Funded by a five-year $100,000 financial pledge from the foundation, and pro-bono structural, electrical,
and mechanical services provided by the engineering firm, the new classroom will connect students with biologists around the world as they work in the field with raptors.
‘Global Field Trips’
“The Peregrine Fund has projects in 27 countries around the world, and we want to connect people, primarily kids, to those projects,” said Mason, explaining that the new classroom will feature video teleconferencing technology that will allow students to go on “global field trips.”
“We are going to create this connection where children can have a visual and audio conversation with biologists in other countries who are actually working in the field with raptors.
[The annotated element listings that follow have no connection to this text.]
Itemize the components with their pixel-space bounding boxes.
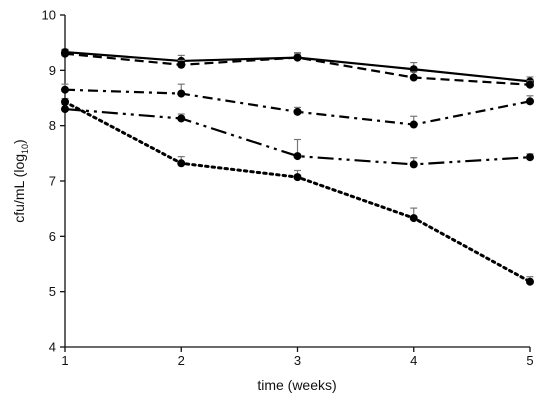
y-tick-label: 6 <box>49 229 56 244</box>
data-point <box>409 65 418 74</box>
data-point <box>177 114 186 123</box>
y-axis-title: cfu/mL (log10) <box>11 139 30 222</box>
series-dash-dot <box>61 83 534 129</box>
series-dotted <box>61 97 534 286</box>
series-line <box>63 100 532 284</box>
y-tick-label: 10 <box>42 8 56 23</box>
data-point <box>293 173 302 182</box>
data-point <box>61 49 69 58</box>
data-point <box>526 153 534 162</box>
data-point <box>526 277 534 286</box>
y-tick-label: 7 <box>49 174 56 189</box>
y-tick-label: 8 <box>49 118 56 133</box>
x-axis-title: time (weeks) <box>257 377 336 393</box>
y-tick-label: 9 <box>49 63 56 78</box>
y-ticks: 4 5 6 7 8 9 10 <box>42 8 65 355</box>
data-point <box>409 120 418 129</box>
data-point <box>526 80 534 89</box>
data-point <box>177 60 186 69</box>
data-point <box>293 53 302 62</box>
series-dash-dot-dot <box>61 104 534 169</box>
data-point <box>409 160 418 169</box>
x-tick-label: 3 <box>294 353 301 368</box>
data-point <box>61 85 69 94</box>
data-point <box>177 89 186 98</box>
x-tick-label: 1 <box>61 353 68 368</box>
data-point <box>293 107 302 116</box>
y-axis-title-main: cfu/mL (log <box>11 154 27 223</box>
y-tick-label: 5 <box>49 284 56 299</box>
data-point <box>61 105 69 114</box>
x-tick-label: 5 <box>526 353 533 368</box>
series-dashed <box>61 49 534 89</box>
data-point <box>526 97 534 106</box>
x-ticks: 1 2 3 4 5 <box>61 347 534 368</box>
y-tick-label: 4 <box>49 340 56 355</box>
data-point <box>61 97 69 106</box>
y-axis-title-subscript: 10 <box>20 144 30 154</box>
data-point <box>293 152 302 161</box>
y-axis-title-close: ) <box>11 139 27 144</box>
series-line <box>64 107 531 166</box>
data-point <box>409 214 418 223</box>
series-line <box>64 52 531 86</box>
data-point <box>409 73 418 82</box>
series-group <box>61 48 534 286</box>
x-tick-label: 4 <box>410 353 417 368</box>
data-point <box>177 159 186 168</box>
x-tick-label: 2 <box>178 353 185 368</box>
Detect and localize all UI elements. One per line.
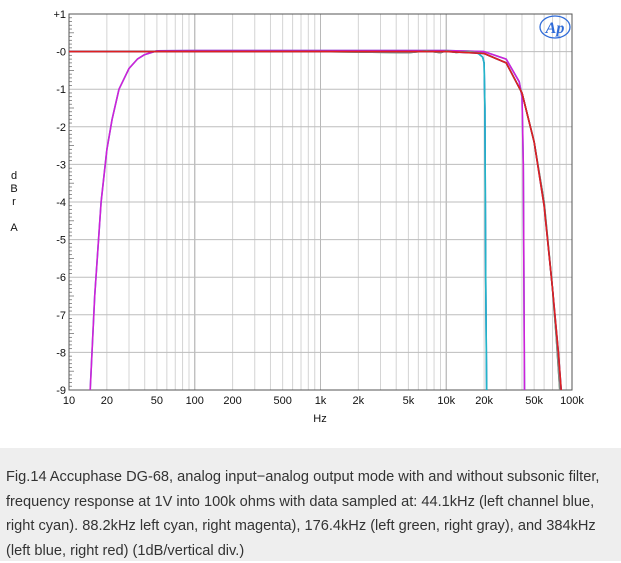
x-tick-label: 100k [560,395,584,407]
plot-frame [68,13,573,391]
y-tick-label: -0 [56,47,66,59]
ap-logo-ring [539,15,571,39]
y-tick-label: -6 [56,272,66,284]
y-tick-label: -2 [56,122,66,134]
series-lines [69,49,563,390]
figure-caption: Fig.14 Accuphase DG-68, analog input−ana… [0,448,621,561]
y-axis-title-letter: d [11,170,17,182]
x-tick-label: 100 [186,395,204,407]
x-tick-label: 5k [403,395,415,407]
y-tick-label: -5 [56,235,66,247]
y-axis-title-letter: r [12,196,16,208]
series-line-1 [69,50,488,390]
y-tick-label: -9 [56,385,66,397]
y-axis-tick-labels: +1 -0 -1 -2 -3 -4 -5 -6 -7 -8 -9 [53,9,66,397]
x-tick-label: 10k [437,395,455,407]
chart-area: +1 -0 -1 -2 -3 -4 -5 -6 -7 -8 -9 10 20 50 100 200 500 1k… [10,9,585,425]
x-tick-label: 500 [273,395,291,407]
series-line-3 [89,49,526,390]
series-line-0 [69,50,488,390]
series-line-7 [69,50,563,390]
y-axis-title: dBr A [10,170,18,234]
series-line-4 [69,49,561,390]
x-axis-tick-labels: 10 20 50 100 200 500 1k 2k 5k 10k 20k 50k 100k [63,395,585,407]
y-tick-label: -1 [56,84,66,96]
y-tick-label: -7 [56,310,66,322]
frequency-response-chart: +1 -0 -1 -2 -3 -4 -5 -6 -7 -8 -9 10 20 50 100 200 500 1k… [10,9,585,425]
x-tick-label: 50k [525,395,543,407]
y-tick-label: -3 [56,159,66,171]
y-tick-label: -8 [56,347,66,359]
x-tick-label: 1k [315,395,327,407]
y-axis-title-letter: A [10,222,18,234]
y-tick-label: -4 [56,197,66,209]
x-axis-title: Hz [313,413,326,425]
ap-logo-text: Ap [545,20,565,37]
ap-logo: Ap [539,15,571,39]
series-line-2 [89,49,526,390]
x-tick-label: 20k [475,395,493,407]
x-tick-label: 50 [151,395,163,407]
x-tick-label: 200 [223,395,241,407]
x-tick-label: 10 [63,395,75,407]
x-tick-label: 20 [101,395,113,407]
x-tick-label: 2k [353,395,365,407]
y-axis-title-letter: B [10,183,17,195]
y-tick-label: +1 [53,9,66,21]
series-line-5 [69,49,561,390]
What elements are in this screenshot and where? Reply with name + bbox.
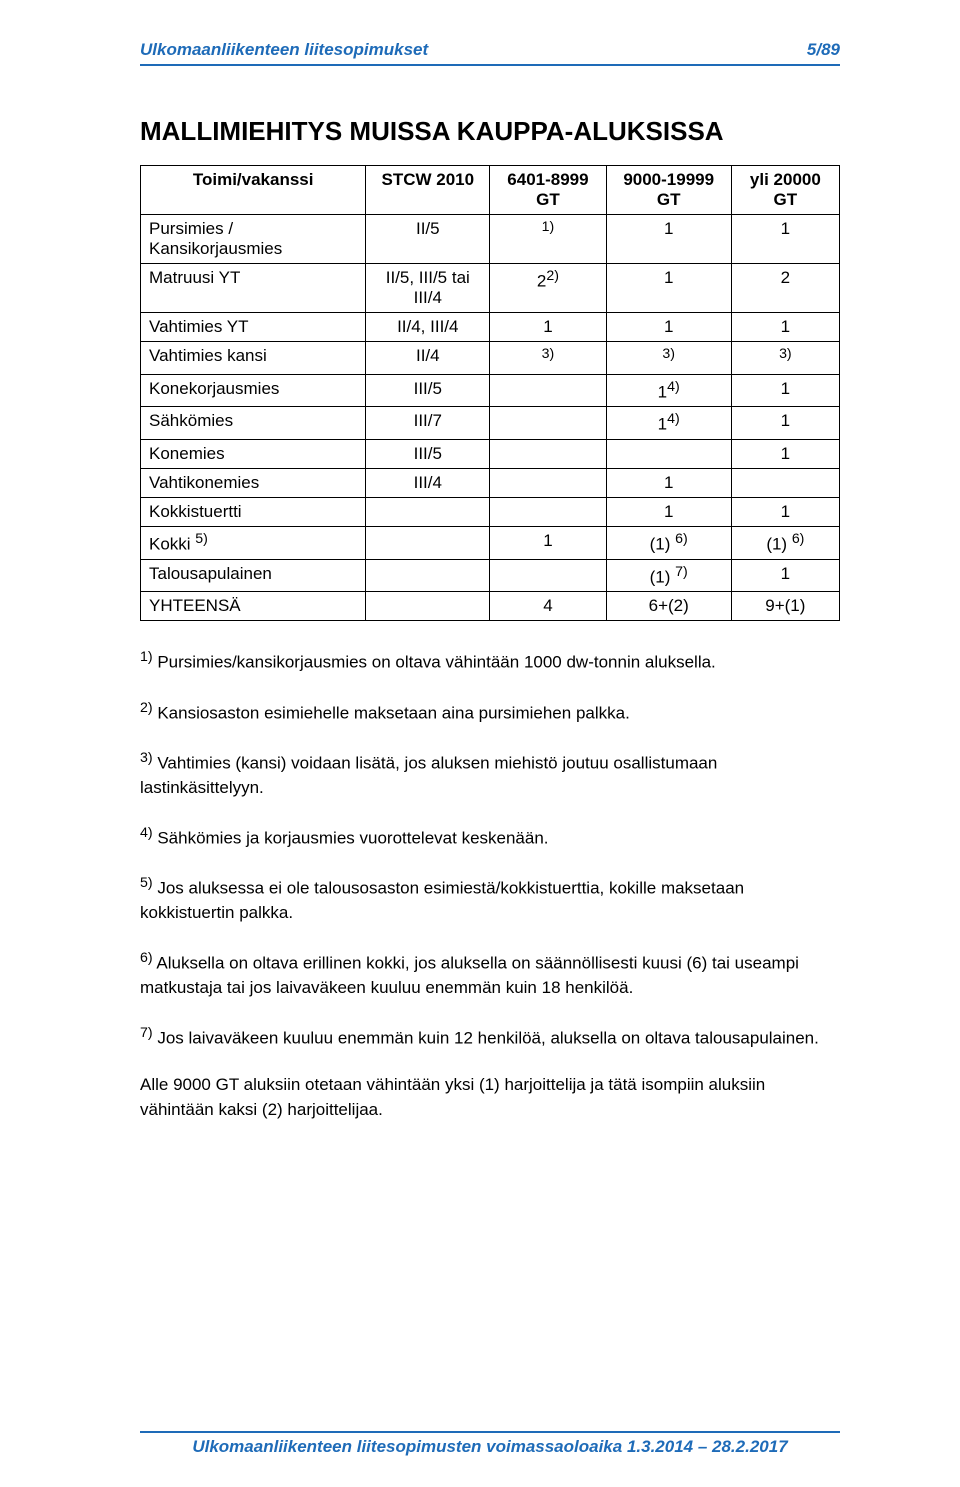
row-cell	[606, 439, 731, 468]
row-label: Konemies	[141, 439, 366, 468]
crew-table: Toimi/vakanssi STCW 2010 6401-8999 GT 90…	[140, 165, 840, 621]
table-row: Vahtimies kansiII/43)3)3)	[141, 342, 840, 375]
row-cell: 1	[731, 374, 839, 407]
table-row: VahtikonemiesIII/4 1	[141, 468, 840, 497]
row-cell: 1)	[490, 215, 606, 264]
footer-rule	[140, 1431, 840, 1433]
footnote: 6) Aluksella on oltava erillinen kokki, …	[140, 948, 840, 1001]
row-label: Konekorjausmies	[141, 374, 366, 407]
row-label: Kokkistuertti	[141, 497, 366, 526]
footnote: 1) Pursimies/kansikorjausmies on oltava …	[140, 647, 840, 675]
row-cell: 3)	[731, 342, 839, 375]
col-header: 6401-8999 GT	[490, 166, 606, 215]
page-header: Ulkomaanliikenteen liitesopimukset 5/89	[140, 40, 840, 60]
header-left: Ulkomaanliikenteen liitesopimukset	[140, 40, 428, 60]
row-cell: III/4	[366, 468, 490, 497]
row-cell: 1	[606, 497, 731, 526]
footnote: 7) Jos laivaväkeen kuuluu enemmän kuin 1…	[140, 1023, 840, 1051]
header-rule	[140, 64, 840, 66]
row-cell	[490, 439, 606, 468]
page-footer: Ulkomaanliikenteen liitesopimusten voima…	[140, 1431, 840, 1457]
row-label: YHTEENSÄ	[141, 592, 366, 621]
table-row: KonekorjausmiesIII/5 14)1	[141, 374, 840, 407]
row-cell: II/5, III/5 tai III/4	[366, 264, 490, 313]
table-row: Vahtimies YTII/4, III/4111	[141, 313, 840, 342]
row-cell: 1	[490, 526, 606, 559]
table-body: Pursimies / KansikorjausmiesII/51)11Matr…	[141, 215, 840, 621]
col-header: 9000-19999 GT	[606, 166, 731, 215]
row-cell: 1	[731, 497, 839, 526]
row-cell: II/4	[366, 342, 490, 375]
header-right: 5/89	[807, 40, 840, 60]
row-cell: III/7	[366, 407, 490, 440]
row-label: Sähkömies	[141, 407, 366, 440]
row-label: Pursimies / Kansikorjausmies	[141, 215, 366, 264]
row-cell: 1	[731, 215, 839, 264]
row-cell: II/4, III/4	[366, 313, 490, 342]
table-header-row: Toimi/vakanssi STCW 2010 6401-8999 GT 90…	[141, 166, 840, 215]
row-cell: 1	[731, 313, 839, 342]
table-row: KonemiesIII/5 1	[141, 439, 840, 468]
row-cell: 1	[731, 407, 839, 440]
row-cell: 1	[731, 559, 839, 592]
table-row: Matruusi YTII/5, III/5 tai III/422)12	[141, 264, 840, 313]
row-cell: 6+(2)	[606, 592, 731, 621]
row-cell	[490, 374, 606, 407]
row-cell: (1) 7)	[606, 559, 731, 592]
row-cell: 1	[490, 313, 606, 342]
footnote: 4) Sähkömies ja korjausmies vuorotteleva…	[140, 823, 840, 851]
row-cell	[366, 497, 490, 526]
row-cell: 2	[731, 264, 839, 313]
row-label: Vahtimies kansi	[141, 342, 366, 375]
section-title: MALLIMIEHITYS MUISSA KAUPPA-ALUKSISSA	[140, 116, 840, 147]
footer-text: Ulkomaanliikenteen liitesopimusten voima…	[140, 1437, 840, 1457]
footnote: 5) Jos aluksessa ei ole talousosaston es…	[140, 873, 840, 926]
row-cell	[366, 559, 490, 592]
table-row: Kokki 5)1(1) 6)(1) 6)	[141, 526, 840, 559]
row-cell: II/5	[366, 215, 490, 264]
row-cell: 4	[490, 592, 606, 621]
row-cell: 1	[606, 264, 731, 313]
row-cell: III/5	[366, 439, 490, 468]
row-cell: III/5	[366, 374, 490, 407]
table-row: Pursimies / KansikorjausmiesII/51)11	[141, 215, 840, 264]
row-cell: 9+(1)	[731, 592, 839, 621]
row-cell	[490, 468, 606, 497]
row-label: Kokki 5)	[141, 526, 366, 559]
table-row: SähkömiesIII/7 14)1	[141, 407, 840, 440]
footnote: Alle 9000 GT aluksiin otetaan vähintään …	[140, 1073, 840, 1122]
col-header: STCW 2010	[366, 166, 490, 215]
table-row: Talousapulainen (1) 7)1	[141, 559, 840, 592]
col-header: Toimi/vakanssi	[141, 166, 366, 215]
row-cell: 1	[606, 313, 731, 342]
row-cell: 14)	[606, 407, 731, 440]
row-cell	[490, 497, 606, 526]
row-cell: 1	[731, 439, 839, 468]
row-cell	[731, 468, 839, 497]
footnote: 2) Kansiosaston esimiehelle maksetaan ai…	[140, 698, 840, 726]
row-cell: 14)	[606, 374, 731, 407]
row-label: Matruusi YT	[141, 264, 366, 313]
footnote: 3) Vahtimies (kansi) voidaan lisätä, jos…	[140, 748, 840, 801]
table-row: YHTEENSÄ 46+(2)9+(1)	[141, 592, 840, 621]
row-label: Talousapulainen	[141, 559, 366, 592]
row-cell: 1	[606, 215, 731, 264]
col-header: yli 20000 GT	[731, 166, 839, 215]
footnotes: 1) Pursimies/kansikorjausmies on oltava …	[140, 647, 840, 1122]
table-head: Toimi/vakanssi STCW 2010 6401-8999 GT 90…	[141, 166, 840, 215]
row-cell: (1) 6)	[731, 526, 839, 559]
row-label: Vahtimies YT	[141, 313, 366, 342]
row-cell: 1	[606, 468, 731, 497]
row-cell	[366, 526, 490, 559]
row-cell	[490, 559, 606, 592]
table-row: Kokkistuertti 11	[141, 497, 840, 526]
row-label: Vahtikonemies	[141, 468, 366, 497]
row-cell: (1) 6)	[606, 526, 731, 559]
row-cell	[490, 407, 606, 440]
page: Ulkomaanliikenteen liitesopimukset 5/89 …	[0, 0, 960, 1487]
row-cell: 3)	[606, 342, 731, 375]
row-cell: 22)	[490, 264, 606, 313]
row-cell: 3)	[490, 342, 606, 375]
row-cell	[366, 592, 490, 621]
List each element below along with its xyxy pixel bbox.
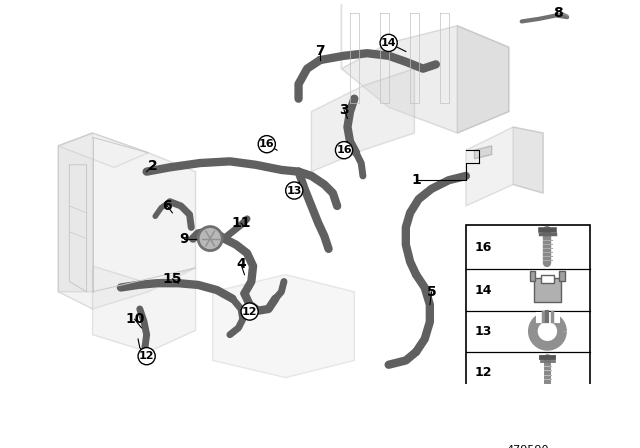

This will also give biologists in the field the ability to talk to a classroom from wherever they are.”
In addition to the audiovisual upgrades, the classroom will have new, full-spectrum lighting, new flooring, cabinetry, a retractable projection screen, new doorways and other expansions.
“Supplementing our grant with pro-bono engineering work was a natural evolution,” said Haynes. “It’s been exciting for us to not only financially support the center’s expansion, but also to have a vital hands-on role in helping the plans come to life.”
In the Beginning…
“When The Peregrine Fund moved to Boise in 1984, they were up here on a desert hill raising falcons in captivity. People must’ve thought it was something like Area 51,” laughed Mason, referring to the purported secret UFO holding area in Nevada. “Here they were, building a bunch of big barns and raising birds and endangered species and it was all behind fences, a very secretive operation, and it was like ‘what is going on up there’? So the people with The Peregrine Fund thought, ‘let’s bring people in and tell our story’ and that led to building the interpretive center in 1992.”
The 580-acre site sits on top of a hill overlooking Boise. The campus includes a falconry archives library, breeding facilities that produce chicks from captive flocks of rare and endangered birds of prey for release to the wild, and an interpretive center that includes classrooms used for raptor education.
Teaching Science Through Conservation
Over the years, the raptor education program has become a key part of how area elementary teachers teach science.
“We’ve spoken to educators, and they tell us that The Peregrine Fund is directly teaching what they are teaching their kids,” Mason said. “An example would be if you’re teaching children about structure and function and you have a peregrine falcon on your glove, you’d talk about how their feet are built, or how the beak is built, and explain how engineers have used that information to design airplanes, observing how a peregrine falcon can do what it does,” Mason said.
“If you watch a group of third-graders around an owl, and they hear about how owls are in nature and captivity, the kids get really hooked and ask authentic questions,” he continued. “Those are the first two steps of the scientific method: observation and questioning. We bring kids into the scientific process without them even knowing it.”
The new classroom is part of The Peregrine Fund’s HATCHED Campaign, an expansion of the World Center that will include 11 new outdoor bird exhibits, a new Global Raptor Education Welcome Center, an outdoor amphitheater and more parking. The first stage of the expansion will begin with the classroom in November 2019, with the other additions slated to go up through 2020.
“We were looking for an entity that would be able to use the funds for science, and our foundation allows POWER to fulfill its mission of thinking globally, and acting locally,” Haynes said.
He noted that POWER Engineers has its own connection to helping raptors in the wild. “Much of the engineering we do around the country involves power lines, which are a threat to raptors,” he said. “Some of our work is built on protecting the birds from power lines. Quite a few of our biologists are raptor experts, so this project is just a great fit.”